Now, there is a lot more that needs to be said about all this. Remember how John the Baptizer said that the Messiah would baptize with the Holy Spirit and fire? And Paul talked about how the people were all baptized in the cloud and in the sea — the cloud that was also a pillar of fire? The connection between the concept of fire and the presence of God began in Genesis, and has been continued in Exodus, it will continue to develop — but I think we have gone as far as we can for today, we will revisit these things again as we read on together in the weeks to come.
In the meantime, we still have not answered the question: what does this ancient event have to do with us? How are our lives supposed to be changed by this crossing of the sea? What is our application?
Most of you know already what I’m going to say next:
If you are here today, and you are not baptized…well, in the words of the apostle Peter on the day of Pentecost: “Repent and be baptized, every one of you, in the name of Jesus Christ for the forgiveness of your sins. And you will receive the gift of the Holy Spirit. The promise is for you and your children and for all who are far off, for all — every foreigner — whom the Lord our God will call.”
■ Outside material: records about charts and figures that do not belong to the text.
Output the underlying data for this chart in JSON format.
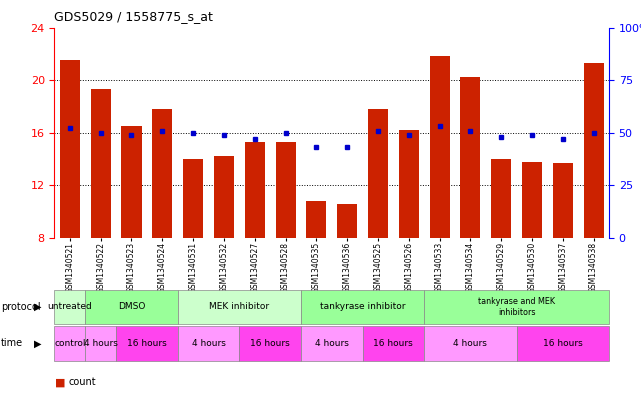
{
  "title": "GDS5029 / 1558775_s_at",
  "samples": [
    "GSM1340521",
    "GSM1340522",
    "GSM1340523",
    "GSM1340524",
    "GSM1340531",
    "GSM1340532",
    "GSM1340527",
    "GSM1340528",
    "GSM1340535",
    "GSM1340536",
    "GSM1340525",
    "GSM1340526",
    "GSM1340533",
    "GSM1340534",
    "GSM1340529",
    "GSM1340530",
    "GSM1340537",
    "GSM1340538"
  ],
  "bar_values": [
    21.5,
    19.3,
    16.5,
    17.8,
    14.0,
    14.2,
    15.3,
    15.3,
    10.8,
    10.6,
    17.8,
    16.2,
    21.8,
    20.2,
    14.0,
    13.8,
    13.7,
    21.3
  ],
  "dot_percentiles": [
    52,
    50,
    49,
    51,
    50,
    49,
    47,
    50,
    43,
    43,
    51,
    49,
    53,
    51,
    48,
    49,
    47,
    50
  ],
  "bar_color": "#cc2200",
  "dot_color": "#0000cc",
  "ylim_left": [
    8,
    24
  ],
  "ylim_right": [
    0,
    100
  ],
  "yticks_left": [
    8,
    12,
    16,
    20,
    24
  ],
  "yticks_right": [
    0,
    25,
    50,
    75,
    100
  ],
  "protocol_groups": [
    {
      "label": "untreated",
      "start": 0,
      "end": 1,
      "color": "#ccffcc"
    },
    {
      "label": "DMSO",
      "start": 1,
      "end": 4,
      "color": "#99ff99"
    },
    {
      "label": "MEK inhibitor",
      "start": 4,
      "end": 8,
      "color": "#ccffcc"
    },
    {
      "label": "tankyrase inhibitor",
      "start": 8,
      "end": 12,
      "color": "#99ff99"
    },
    {
      "label": "tankyrase and MEK\ninhibitors",
      "start": 12,
      "end": 18,
      "color": "#99ff99"
    }
  ],
  "time_groups": [
    {
      "label": "control",
      "start": 0,
      "end": 1,
      "color": "#ff99ff"
    },
    {
      "label": "4 hours",
      "start": 1,
      "end": 2,
      "color": "#ff99ff"
    },
    {
      "label": "16 hours",
      "start": 2,
      "end": 4,
      "color": "#ff44ee"
    },
    {
      "label": "4 hours",
      "start": 4,
      "end": 6,
      "color": "#ff99ff"
    },
    {
      "label": "16 hours",
      "start": 6,
      "end": 8,
      "color": "#ff44ee"
    },
    {
      "label": "4 hours",
      "start": 8,
      "end": 10,
      "color": "#ff99ff"
    },
    {
      "label": "16 hours",
      "start": 10,
      "end": 12,
      "color": "#ff44ee"
    },
    {
      "label": "4 hours",
      "start": 12,
      "end": 15,
      "color": "#ff99ff"
    },
    {
      "label": "16 hours",
      "start": 15,
      "end": 18,
      "color": "#ff44ee"
    }
  ],
  "background_color": "#ffffff"
}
Come with us. Cross the sea, and rise as a new creation!
But what about we who are already baptized, is there any application here for us?
Well, yeah, I think so. This point is going to be made several times in the chapters ahead, but even here we see that the hearts of the Israelites are easily swayed by fear. And really, if we are honest, we have to admit that, left to ourselves, we are no different. We also face overwhelming odds. Right here, in this city, in this nation, we are severely outnumbered. We have no significant voice in government, in media, in society. The vast majority of the people out there have no fear of the Lord, they do not even know his name, and they certainly despise us. And so the temptation to turn back is always among us, the temptation to surrender or even despair.
So when those temptations come upon us, let us preach to one another Moses’ rather short-tempered application: “Do not be afraid. Stand firm and you will see the deliverance of the Lord. The Lord will fight for you; you need only to be still.” Or, in the words of Psalm 46: “Shut up! and know that I am God; I will be exalted among the nations, I will be exalted in the earth.” We are in the wilderness now; the way back is closed. But we are not alone, brothers and sisters: God goes ahead of us in the cloud and in the fire. So let us follow him with courage!